How in-depth are you on AWS Network Load Balancers and Reverse- Proxy? — Part 2
Network Load Balancer
Do you know what is idle_timeout?
A TCP connection that remains idle for a period of time can timeout. When the timeout occurs, the network appliance will no longer consider this connection as active and will no longer deliver packets in either direction. Idle timeouts exist for one reason: Don’t keep connections opened channels in the server that dont needed. Remember, connections open consume resources ( memory, cpu, TCP connectins, ephemeral ports etc).
Conclusion
Cascade effect, how everything intertwines
When you’re working with AWS Network Load Balancer (NLB) in front of NGINX ( ECS, EC2, etc) , and NGINX proxying to upstream servers, it’s critical to understand that connection timeouts are not isolated settings.
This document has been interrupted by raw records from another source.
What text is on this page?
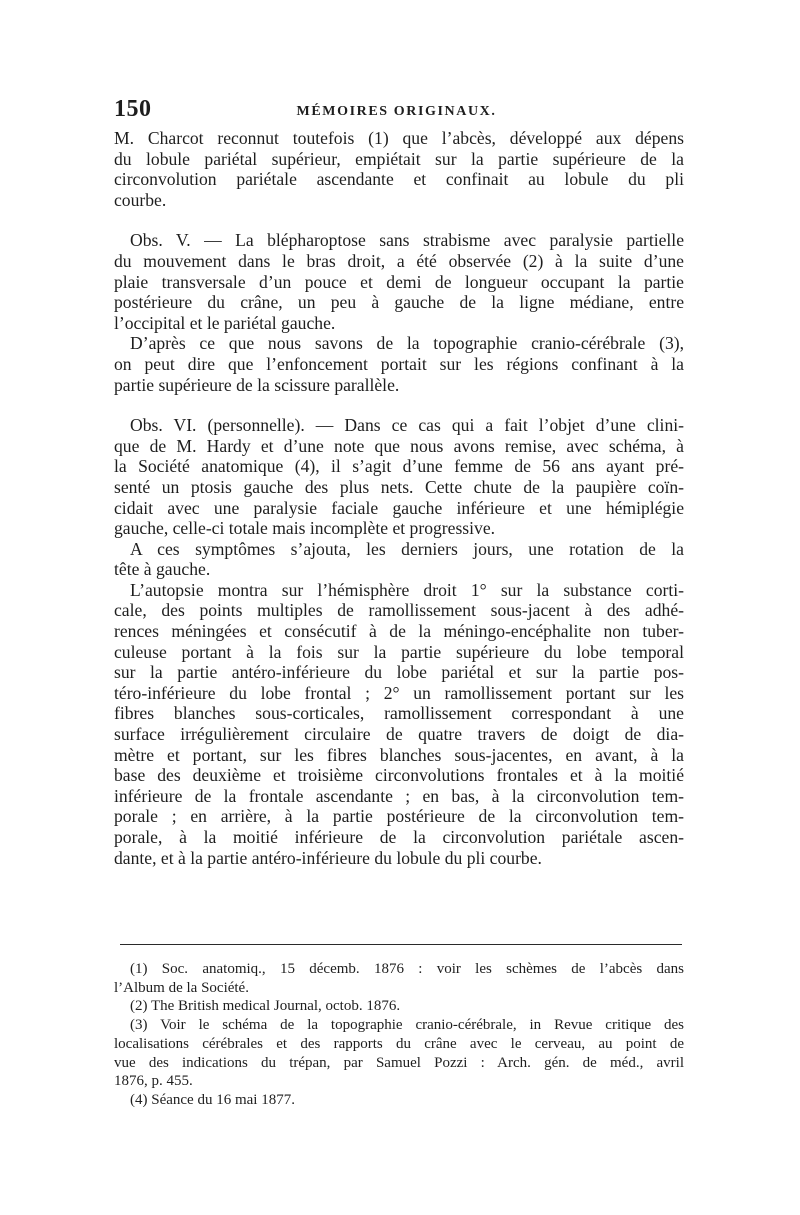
150	MÉMOIRES ORIGINAUX.
M. Charcot reconnut toutefois (1) que l’abcès, développé aux dépens
du lobule pariétal supérieur, empiétait sur la partie supérieure de la
circonvolution pariétale ascendante et confinait au lobule du pli
courbe.
Obs. V. — La blépharoptose sans strabisme avec paralysie partielle
du mouvement dans le bras droit, a été observée (2) à la suite d’une
plaie transversale d’un pouce et demi de longueur occupant la partie
postérieure du crâne, un peu à gauche de la ligne médiane, entre
l’occipital et le pariétal gauche.
D’après ce que nous savons de la topographie cranio-cérébrale (3),
on peut dire que l’enfoncement portait sur les régions confinant à la
partie supérieure de la scissure parallèle.
Obs. VI. (personnelle). — Dans ce cas qui a fait l’objet d’une clini-
que de M. Hardy et d’une note que nous avons remise, avec schéma, à
la Société anatomique (4), il s’agit d’une femme de 56 ans ayant pré-
senté un ptosis gauche des plus nets. Cette chute de la paupière coïn-
cidait avec une paralysie faciale gauche inférieure et une hémiplégie
gauche, celle-ci totale mais incomplète et progressive.
A ces symptômes s’ajouta, les derniers jours, une rotation de la
tête à gauche.
L’autopsie montra sur l’hémisphère droit 1° sur la substance corti-
cale, des points multiples de ramollissement sous-jacent à des adhé-
rences méningées et consécutif à de la méningo-encéphalite non tuber-
culeuse portant à la fois sur la partie supérieure du lobe temporal
sur la partie antéro-inférieure du lobe pariétal et sur la partie pos-
téro-inférieure du lobe frontal ; 2° un ramollissement portant sur les
fibres blanches sous-corticales, ramollissement correspondant à une
surface irrégulièrement circulaire de quatre travers de doigt de dia-
mètre et portant, sur les fibres blanches sous-jacentes, en avant, à la
base des deuxième et troisième circonvolutions frontales et à la moitié
inférieure de la frontale ascendante ; en bas, à la circonvolution tem-
porale ; en arrière, à la partie postérieure de la circonvolution tem-
porale, à la moitié inférieure de la circonvolution pariétale ascen-
dante, et à la partie antéro-inférieure du lobule du pli courbe.
(1) Soc. anatomiq., 15 décemb. 1876 : voir les schèmes de l’abcès dans
l’Album de la Société.
(2) The British medical Journal, octob. 1876.
(3) Voir le schéma de la topographie cranio-cérébrale, in Revue critique des
localisations cérébrales et des rapports du crâne avec le cerveau, au point de
vue des indications du trépan, par Samuel Pozzi : Arch. gén. de méd., avril
1876, p. 455.
(4) Séance du 16 mai 1877.
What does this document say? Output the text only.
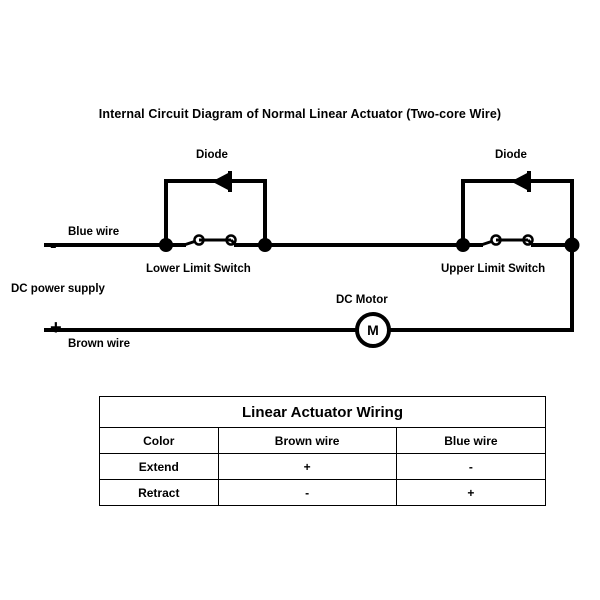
Internal Circuit Diagram of Normal Linear Actuator (Two-core Wire)
M
Diode	Diode
Blue wire
Brown wire
Lower Limit Switch	Upper Limit Switch
DC power supply
DC Motor
-
+
Linear Actuator Wiring		
Color	Brown wire	Blue wire
Extend	+	-
Retract	-	+
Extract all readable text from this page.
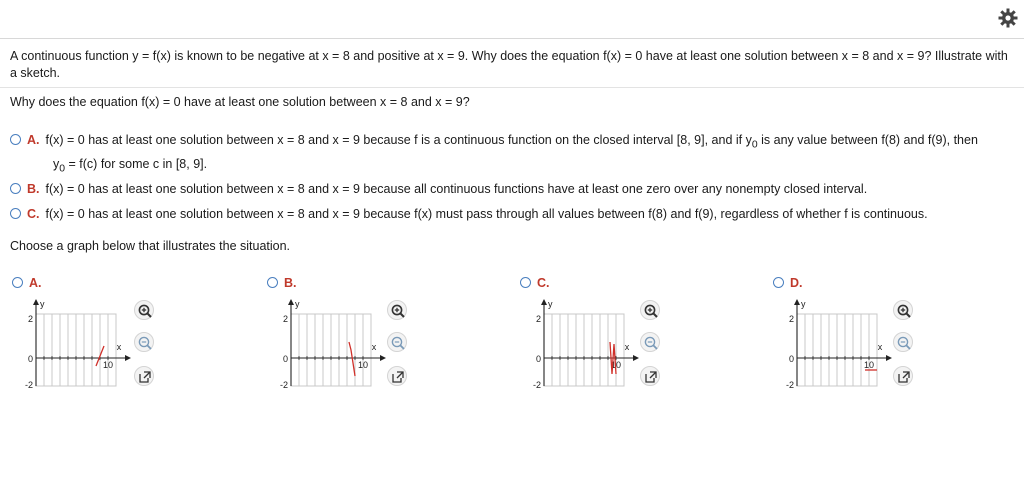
A continuous function y = f(x) is known to be negative at x = 8 and positive at x = 9. Why does the equation f(x) = 0 have at least one solution between x = 8 and x = 9? Illustrate with a sketch.
Why does the equation f(x) = 0 have at least one solution between x = 8 and x = 9?
A. f(x) = 0 has at least one solution between x = 8 and x = 9 because f is a continuous function on the closed interval [8, 9], and if $y_0$ is any value between f(8) and f(9), then
$y_0 = f(c)$ for some c in [8, 9].
B. f(x) = 0 has at least one solution between x = 8 and x = 9 because all continuous functions have at least one zero over any nonempty closed interval.
C. f(x) = 0 has at least one solution between x = 8 and x = 9 because f(x) must pass through all values between f(8) and f(9), regardless of whether f is continuous.
Choose a graph below that illustrates the situation.
A.	B.	C.	D.
y
2
0
-2
10
x
y
2
0
-2
10
x
y
2
0
-2
10
x
y
2
0
-2
10
x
They form a chain, and if one link is misconfigured, you can end up with broken sessions, failed downloads, or wasted server resources.
What Happens When Timeouts Are Misaligned
Imagine this scenario (based on AWS documentation):
- The client has sent a request to server and is waiting for a server response.
- The server is processing this request, and it isn’t transmitting anything back to the client for an extended period of time.
- The connection timeout occurs at the network appliance used between the client and server, but neither side is aware of it.
- The server continues to process the request not knowing that the connection is already closed.
- Once the server completes processing and starts to transmit a response back, it will receive an RST packet from the network appliance, notifying it that the connection is closed.
- This can result in a waste of resources and a redundant load on the server.
This is why idle timeouts must be considered end-to-end, not just at the load balancer.
The Full Chain: Client → NLB → NGINX → Upstream
Each layer has its own timeout and keepalive settings:
- NLB: Controls how long it keeps an idle TCP connection open.
- NGINX: Has directives like
keepalive_timeout,proxy_read_timeout, andproxy_connect_timeout. - Upstream: Application servers may also have their own idle timeout.
If these values are inconsistent, you risk:
- Premature connection closure (NLB closes before NGINX or upstream).
- 502 Bad Gateway errors (NGINX tries to reuse a closed connection).
- Timeouts
Best Practice
Configure timeouts so that the first component in the chain closes the connection first.
Example strategy:
- Client > NLB idle timeout > NGINX keepalive_timeout > Upstream keepalive_timeout.
- Keep differences small (e.g., 5–10 seconds) to avoid race conditions.